Tricia Joyce, chair of Community Board 1’s Youth and Education Committee, said, “it disappoints me to have to look out at people giving their time again to come together to fight bad decisions. How can they value this school so little that they give just a few months notice?”
“Did the people in the room who made that decision consider the families who thought so hard about applying to this school? Families with kindergarten students who will have to move twice before fifth grade?” she asked.
“A child gets only one chance to get an elementary school education,” Ms. Joyce continued. “We need drive home the point, if nothing else, that communities are made by schools. Communities gather around schools. And it is families who support landlords.”

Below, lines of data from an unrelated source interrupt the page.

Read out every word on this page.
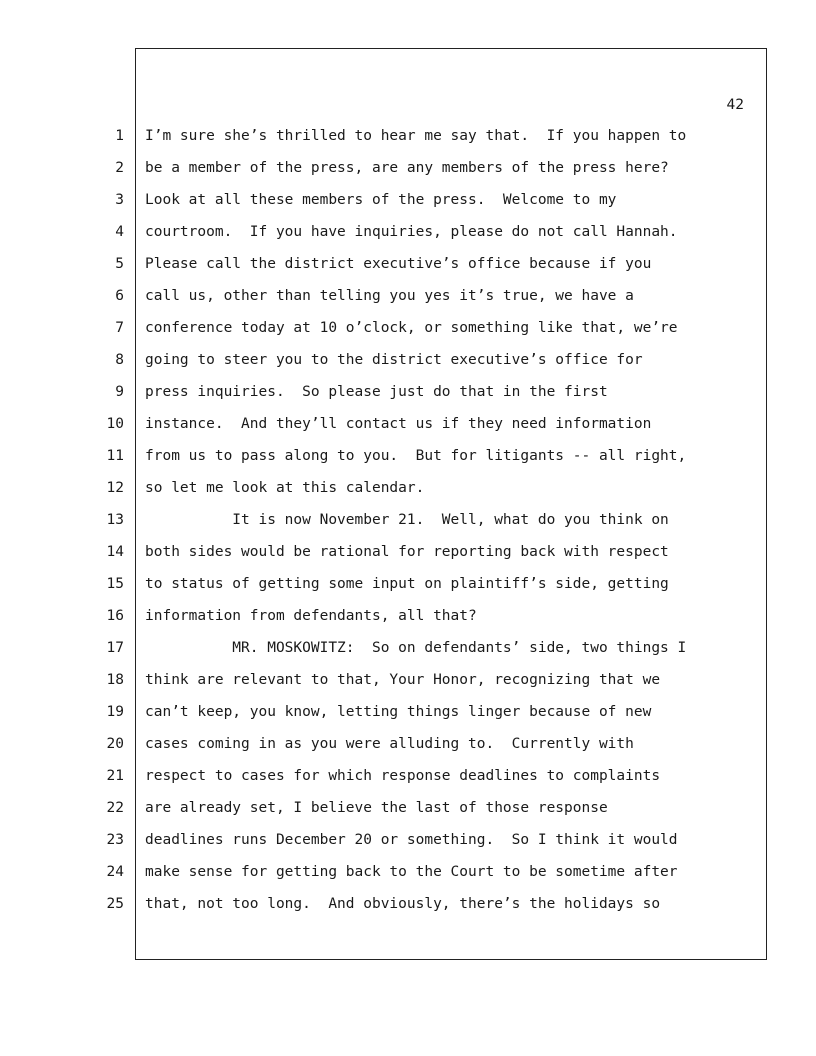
42
1 I’m sure she’s thrilled to hear me say that.  If you happen to
2 be a member of the press, are any members of the press here?
3 Look at all these members of the press.  Welcome to my
4 courtroom.  If you have inquiries, please do not call Hannah.
5 Please call the district executive’s office because if you
6 call us, other than telling you yes it’s true, we have a
7 conference today at 10 o’clock, or something like that, we’re
8 going to steer you to the district executive’s office for
9 press inquiries.  So please just do that in the first
10 instance.  And they’ll contact us if they need information
11 from us to pass along to you.  But for litigants -- all right,
12 so let me look at this calendar.
13 It is now November 21.  Well, what do you think on
14 both sides would be rational for reporting back with respect
15 to status of getting some input on plaintiff’s side, getting
16 information from defendants, all that?
17 MR. MOSKOWITZ:  So on defendants’ side, two things I
18 think are relevant to that, Your Honor, recognizing that we
19 can’t keep, you know, letting things linger because of new
20 cases coming in as you were alluding to.  Currently with
21 respect to cases for which response deadlines to complaints
22 are already set, I believe the last of those response
23 deadlines runs December 20 or something.  So I think it would
24 make sense for getting back to the Court to be sometime after
25 that, not too long.  And obviously, there’s the holidays so
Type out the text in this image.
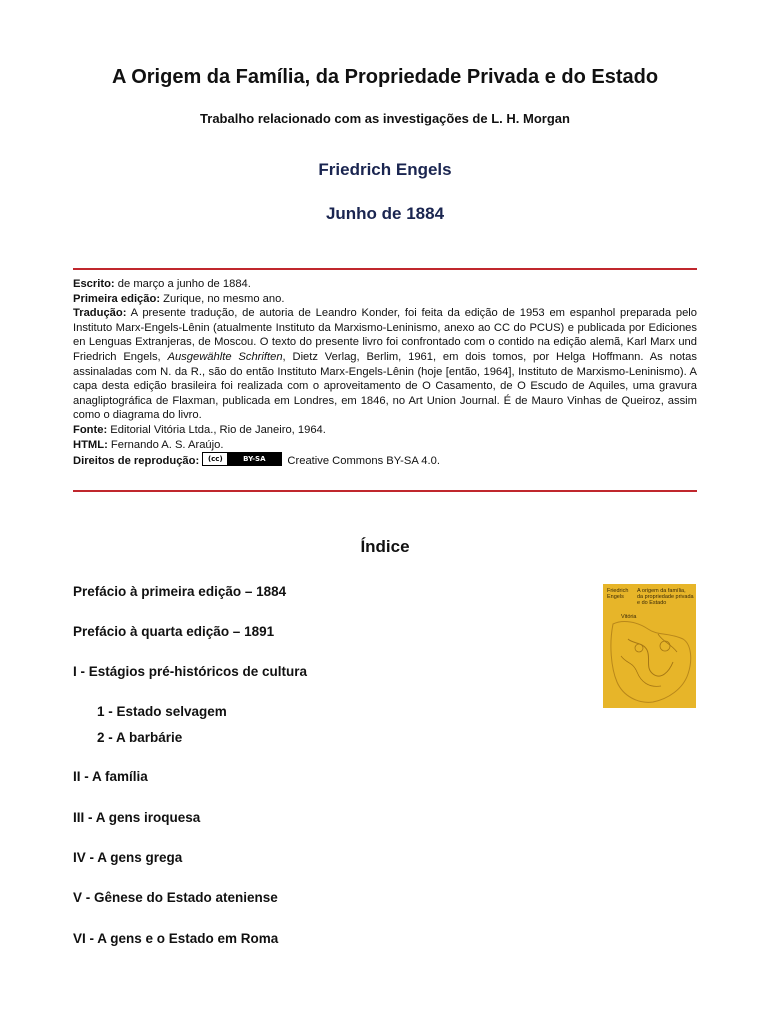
A Origem da Família, da Propriedade Privada e do Estado

Trabalho relacionado com as investigações de L. H. Morgan

Friedrich Engels

Junho de 1884

Escrito: de março a junho de 1884.

Primeira edição: Zurique, no mesmo ano.

Tradução: A presente tradução, de autoria de Leandro Konder, foi feita da edição de 1953 em espanhol preparada pelo Instituto Marx-Engels-Lênin (atualmente Instituto da Marxismo-Leninismo, anexo ao CC do PCUS) e publicada por Ediciones en Lenguas Extranjeras, de Moscou. O texto do presente livro foi confrontado com o contido na edição alemã, Karl Marx und Friedrich Engels, Ausgewählte Schriften, Dietz Verlag, Berlim, 1961, em dois tomos, por Helga Hoffmann. As notas assinaladas com N. da R., são do então Instituto Marx-Engels-Lênin (hoje [então, 1964], Instituto de Marxismo-Leninismo). A capa desta edição brasileira foi realizada com o aproveitamento de O Casamento, de O Escudo de Aquiles, uma gravura anagliptográfica de Flaxman, publicada em Londres, em 1846, no Art Union Journal. É de Mauro Vinhas de Queiroz, assim como o diagrama do livro.

Fonte: Editorial Vitória Ltda., Rio de Janeiro, 1964.

HTML: Fernando A. S. Araújo.

Direitos de reprodução:	(cc)	BY-SA	Creative Commons BY-SA 4.0.

Índice
Prefácio à primeira edição – 1884
Prefácio à quarta edição – 1891
I - Estágios pré-históricos de cultura
1 - Estado selvagem
2 - A barbárie
II - A família
III - A gens iroquesa
IV - A gens grega
V - Gênese do Estado ateniense
VI - A gens e o Estado em Roma
Friedrich
Engels
A origem da família,
da propriedade privada
e do Estado
Vitória
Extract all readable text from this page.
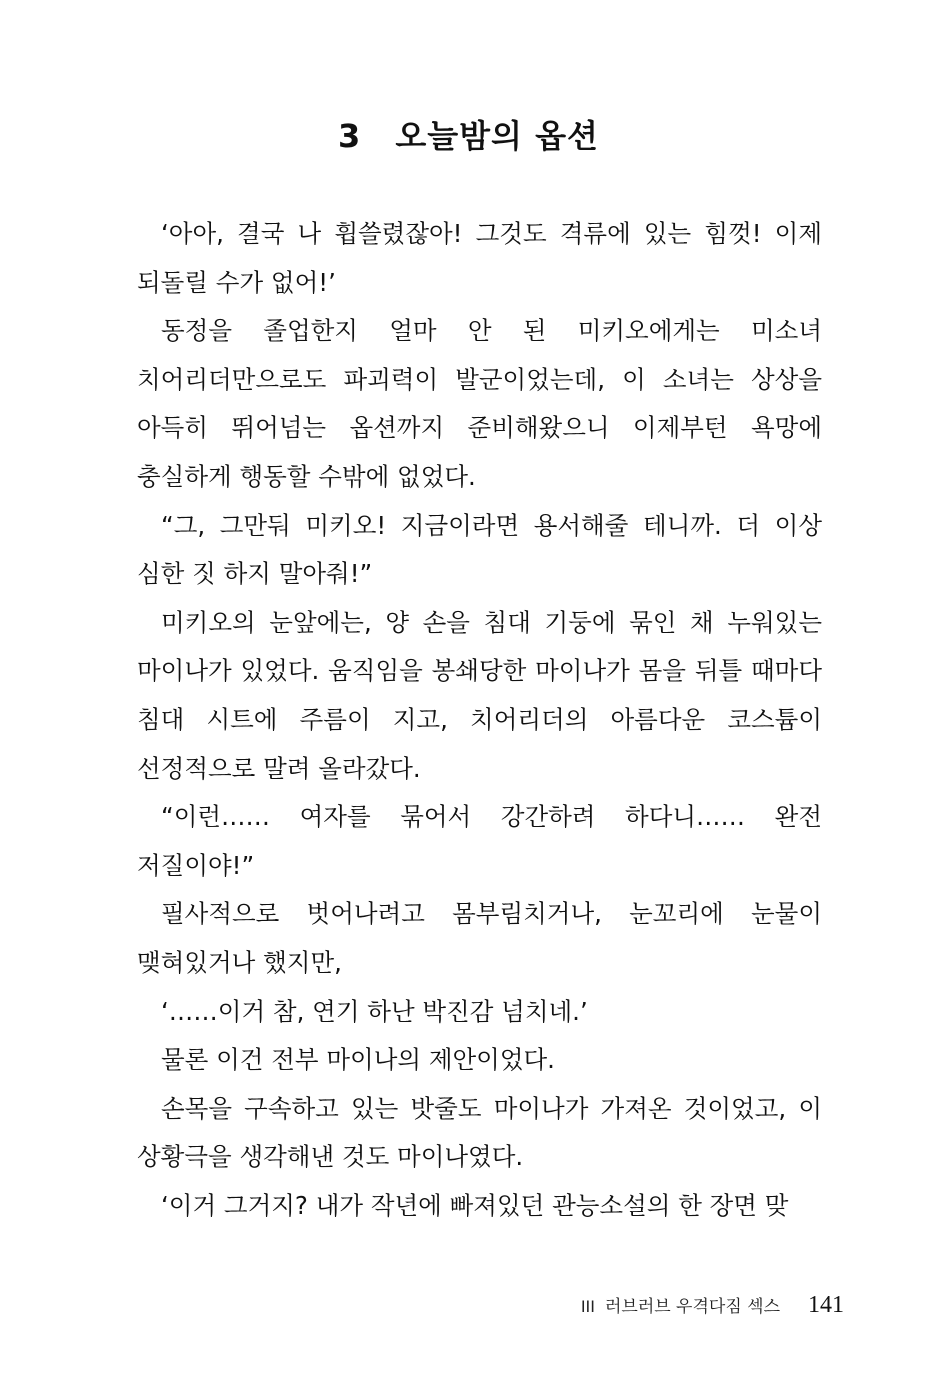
3 오늘밤의 옵션

‘아아, 결국 나 휩쓸렸잖아! 그것도 격류에 있는 힘껏! 이제 되돌릴 수가 없어!’

동정을 졸업한지 얼마 안 된 미키오에게는 미소녀 치어리더만으로도 파괴력이 발군이었는데, 이 소녀는 상상을 아득히 뛰어넘는 옵션까지 준비해왔으니 이제부턴 욕망에 충실하게 행동할 수밖에 없었다.

“그, 그만둬 미키오! 지금이라면 용서해줄 테니까. 더 이상 심한 짓 하지 말아줘!”

미키오의 눈앞에는, 양 손을 침대 기둥에 묶인 채 누워있는 마이나가 있었다. 움직임을 봉쇄당한 마이나가 몸을 뒤틀 때마다 침대 시트에 주름이 지고, 치어리더의 아름다운 코스튬이 선정적으로 말려 올라갔다.

“이런…… 여자를 묶어서 강간하려 하다니…… 완전 저질이야!”

필사적으로 벗어나려고 몸부림치거나, 눈꼬리에 눈물이 맺혀있거나 했지만,

‘……이거 참, 연기 하난 박진감 넘치네.’

물론 이건 전부 마이나의 제안이었다.

손목을 구속하고 있는 밧줄도 마이나가 가져온 것이었고, 이 상황극을 생각해낸 것도 마이나였다.

‘이거 그거지? 내가 작년에 빠져있던 관능소설의 한 장면 맞

III 러브러브 우격다짐 섹스 141
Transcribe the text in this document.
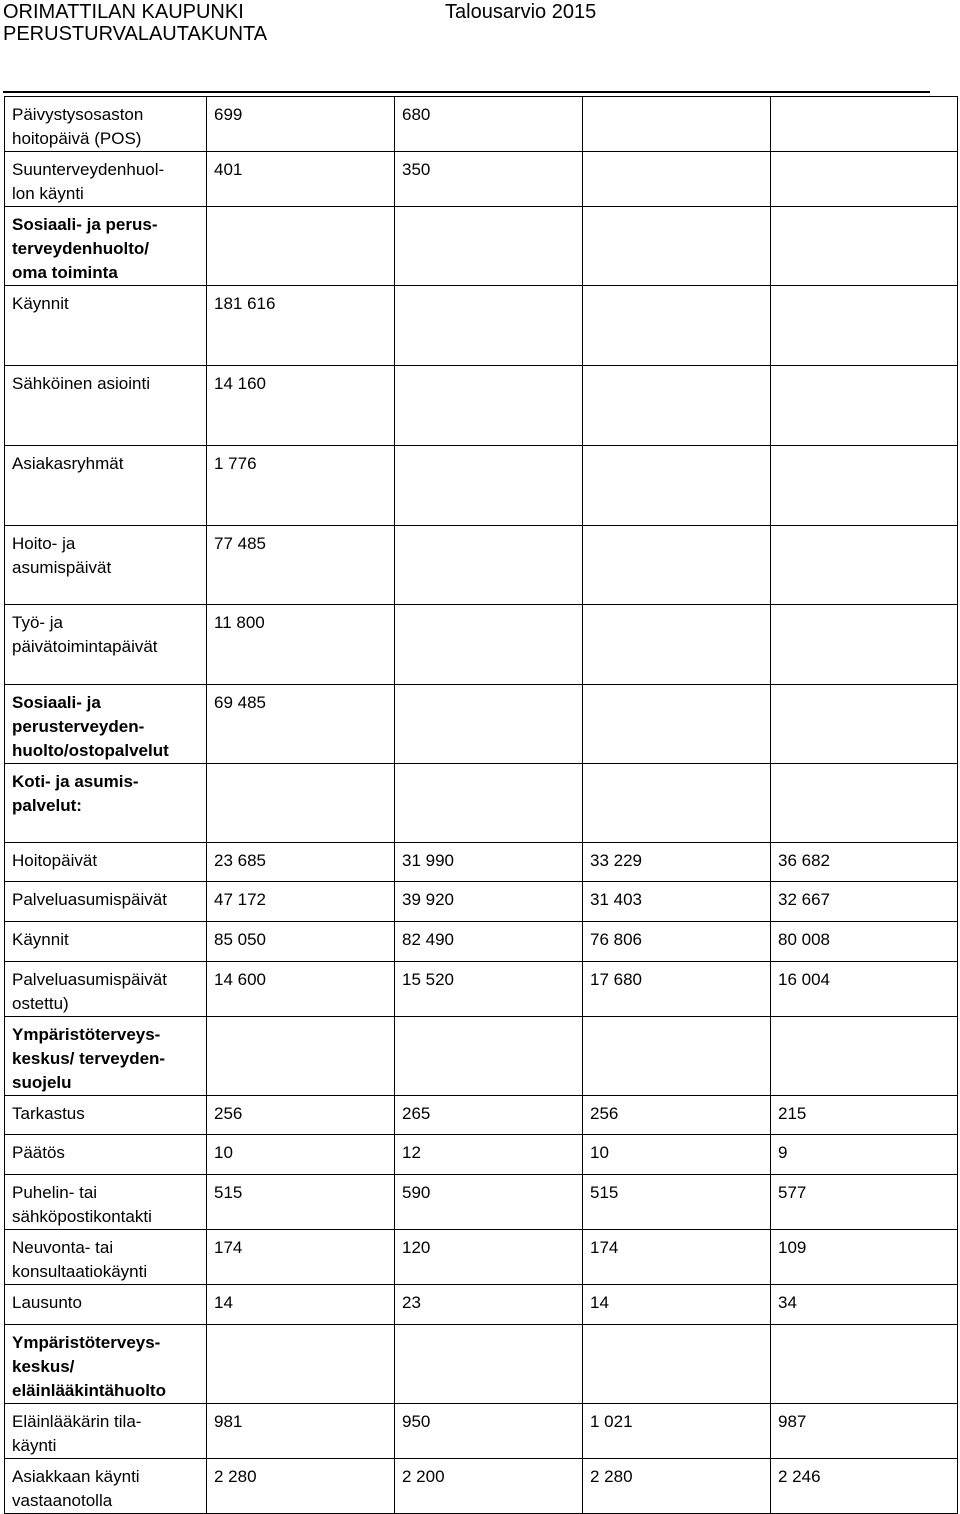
ORIMATTILAN KAUPUNKI
PERUSTURVALAUTAKUNTA
Talousarvio 2015
Päivystysosaston
hoitopäivä (POS)	699	680		

Suunterveydenhuol-
lon käynti	401	350		

Sosiaali- ja perus-
terveydenhuolto/
oma toiminta				

Käynnit	181 616			

Sähköinen asiointi	14 160			

Asiakasryhmät	1 776			

Hoito- ja
asumispäivät	77 485			

Työ- ja
päivätoimintapäivät	11 800			

Sosiaali- ja
perusterveyden-
huolto/ostopalvelut	69 485			

Koti- ja asumis-
palvelut:				

Hoitopäivät	23 685	31 990	33 229	36 682

Palveluasumispäivät	47 172	39 920	31 403	32 667

Käynnit	85 050	82 490	76 806	80 008

Palveluasumispäivät
ostettu)	14 600	15 520	17 680	16 004

Ympäristöterveys-
keskus/ terveyden-
suojelu				

Tarkastus	256	265	256	215

Päätös	10	12	10	9

Puhelin- tai
sähköpostikontakti	515	590	515	577

Neuvonta- tai
konsultaatiokäynti	174	120	174	109

Lausunto	14	23	14	34

Ympäristöterveys-
keskus/
eläinlääkintähuolto				

Eläinlääkärin tila-
käynti	981	950	1 021	987

Asiakkaan käynti
vastaanotolla	2 280	2 200	2 280	2 246
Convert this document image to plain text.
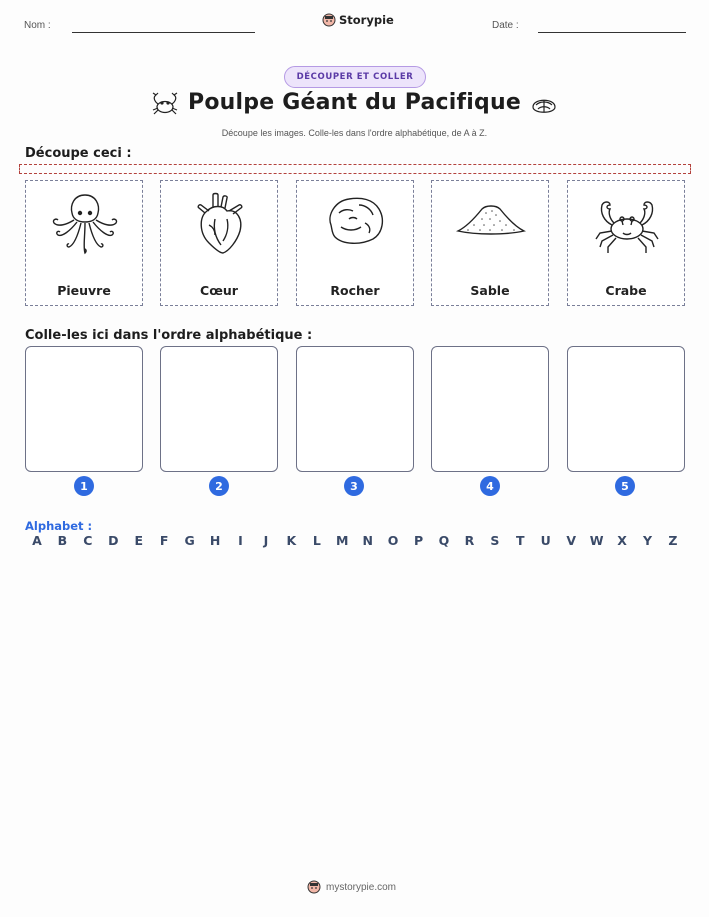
Nom :	Storypie	Date :
DÉCOUPER ET COLLER
Poulpe Géant du Pacifique
Découpe les images. Colle-les dans l'ordre alphabétique, de A à Z.
Découpe ceci :
Pieuvre	Cœur	Rocher	Sable	Crabe
Colle-les ici dans l'ordre alphabétique :
1	2	3	4	5
Alphabet :
A	B	C	D	E	F	G	H	I	J	K	L	M	N	O	P	Q	R	S	T	U	V	W	X	Y	Z
mystorypie.com
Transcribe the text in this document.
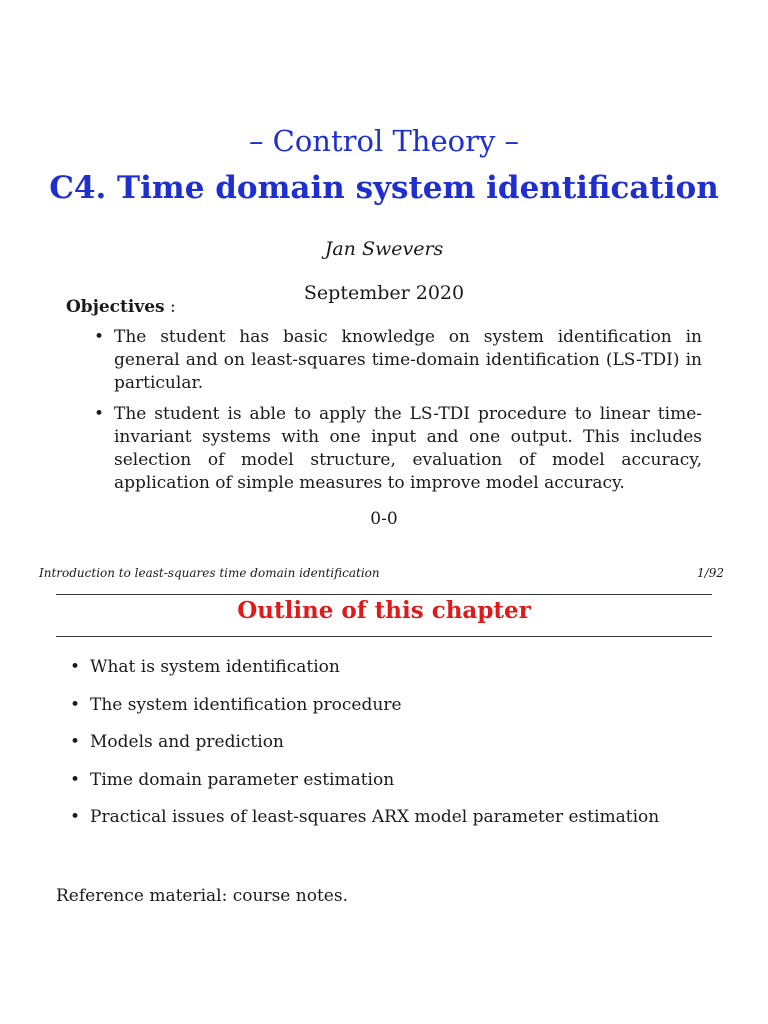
– Control Theory –
C4. Time domain system identification
Jan Swevers
September 2020
Objectives :
• The student has basic knowledge on system identification in general and on least-squares time-domain identification (LS-TDI) in particular.
• The student is able to apply the LS-TDI procedure to linear time-invariant systems with one input and one output. This includes selection of model structure, evaluation of model accuracy, application of simple measures to improve model accuracy.
0-0
Introduction to least-squares time domain identification	1/92
Outline of this chapter
• What is system identification
• The system identification procedure
• Models and prediction
• Time domain parameter estimation
• Practical issues of least-squares ARX model parameter estimation
Reference material: course notes.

“This was not a surprise, the expiration of this lease,” she added. “The SCA and DOE did not find this out in October. They knew years ago that the writing was on the wall for this space. Out of respect for these families, out of respect for this gem of an award-winning school, that has been drawing families to this neighborhood — making this neighborhood safe, making this neighborhood valuable for these developers, making it valuable for the SCA — we need them to show us respect by acting like grownups and going back into that room and making this deal.”
“We will be fighting for you,” she concluded, “and we will not give up!”
Bob Townley, director of Manhattan Youth, asked, “how did this happen? How did you get to this point, where they’re going to kick the school out? How do you explain this to the students?”
“When developers build buildings,” he continued, “they usually use their own money and face something called risk. These developers did not take any risk. They bought Independence Plaza,” which was constructed by the City in the 1970s as public owned affordable housing, “under a sweetheart deal. And then, when everybody wants to move into Tribeca, they want to kick out the school.”
“Money should not be the deciding factor in where and how we take care of our children,” he exclaimed. “You guys should stay here, you should play here, and we should all put our money together and buy the building back.”
As the rally drew to a close, Buxton Midyette, a P.S. 1250 parent and longtime public schools advocate who helped to organize Tuesday’s rally, led the crowd in repeated chants of, “we won’t go!”